放射性物質を大気中に放出しても避難はなし

 安倍は、国がかかわることによって「避難」ではなく「避難させない」ことをたくらんでいる。それは原子力規制委員会が策定した「原子力災害対策指針」(13年9月5日、3回目の「改正」)を見れば明らかだ。
 指針は「原子力災害対策重点区域の範囲」として、「原発から半径約5㌔圏(PAZ)」と「半径約5〜30㌔圏(UPZ)」を設定している。
 また、「初期対応段階」における「緊急事態の区分」として「警戒事態」「施設敷地緊急事態」「全面緊急事態」の三つに区分している。
 以下、沸騰水型軽水炉の場合、各段階ごとに5㌔圏内に対してどのような防護措置がとられるかを見ていく。
 「警戒事態」は「原子炉へのすべての給水機能が喪失」などの場合。これだけで大事故だ。だが、避難にはしない。
 「施設敷地緊急事態」は「すべての非常用の炉心冷却装置による注水ができない」「炉心の損傷を防止するために原子炉格納容器圧力逃がし装置を使用すること」などの場合。後者はベント(大量の放射性物質を大気中に放出)している状態だ。この段階でも避難準備で、要援護者のみ避難(しかし後述するように、実際には、要援護者の避難もさせない)。
 「全面緊急事態」は「格納容器の障壁が喪失するおそれ」「放射性物質または放射線が異常な水準で原子力事業所外へ放出」などの場合。格納容器が爆発し大量の放射性物質が放出の事態だ。
 全面緊急事態の段階で空間線量が毎時500㍃シーベルトとなった時、5㌔圏内に避難指示が出される。毎時500㍃シーベルトとは、国が1年間に浴びて良いとしている1㍉シーベルトに2時間で達してしまう放射線量だ。また5〜30㌔圏内ではこの時点でもまだ「段階的に避難を行う」としている。

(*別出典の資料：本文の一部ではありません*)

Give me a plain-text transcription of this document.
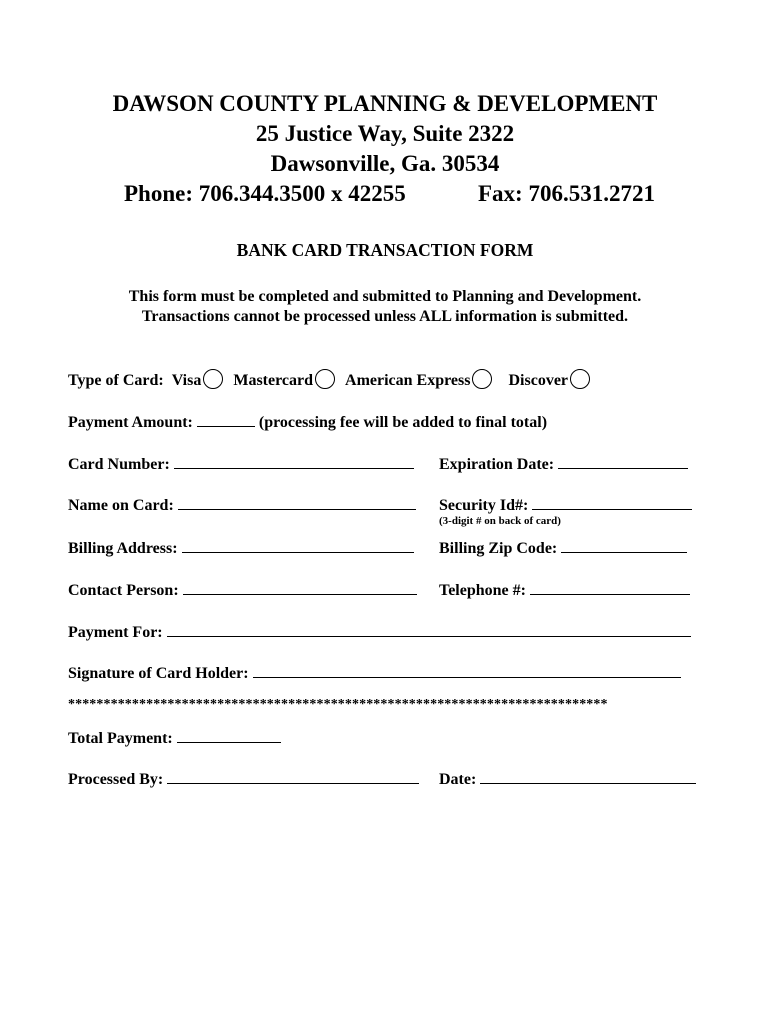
DAWSON COUNTY PLANNING & DEVELOPMENT
25 Justice Way, Suite 2322
Dawsonville, Ga. 30534
Phone: 706.344.3500 x 42255	Fax: 706.531.2721
BANK CARD TRANSACTION FORM
This form must be completed and submitted to Planning and Development.
Transactions cannot be processed unless ALL information is submitted.
Type of Card: Visa Mastercard American Express Discover
Payment Amount:	(processing fee will be added to final total)
Card Number:	Expiration Date:
Name on Card:	Security Id#:
(3-digit # on back of card)
Billing Address:	Billing Zip Code:
Contact Person:	Telephone #:
Payment For:
Signature of Card Holder:
****************************************************************************
Total Payment:
Processed By:	Date:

 その上でさらに重大な点は「避難または一時移転の実施が困難な場合......病院や介護施設においては避難より屋内退避を優先する場合があり」としていることだ。原子炉が爆発するような事態でも、入院患者や介護を必要とする人は置き去り、見殺しにするというのだ。これを「国の原子力災害対策本部が避難等の指示」をするとしている。国の指示=命令で住民を殺すということだ。
 安倍・規制委員会は、なぜこれほどの非人道的な行為を平然と行おうとしているのか。
 今、福島では政府の「安全」キャンペーンと帰還強要の中でも、12万人以上の人びとが避難生活を送っている。この人びとは、福島原発事故を弾劾し、自民党と東京電力の責任を追及し、原発推進の安倍を告発し続ける主体そのものの人たちだ。
 だからこそ安倍は、再稼働を強行して再び事故が発生し、何万、何十万もの人びとが避難するようなことがあれば体制そのものが打ち倒されかねないという恐怖にうちふるえているのだ。あるいは、避難者への補償金や賠償金で電力会社だけでなく国家の財政が破綻し、その面からも体制崩壊に行き着くことにおびえている。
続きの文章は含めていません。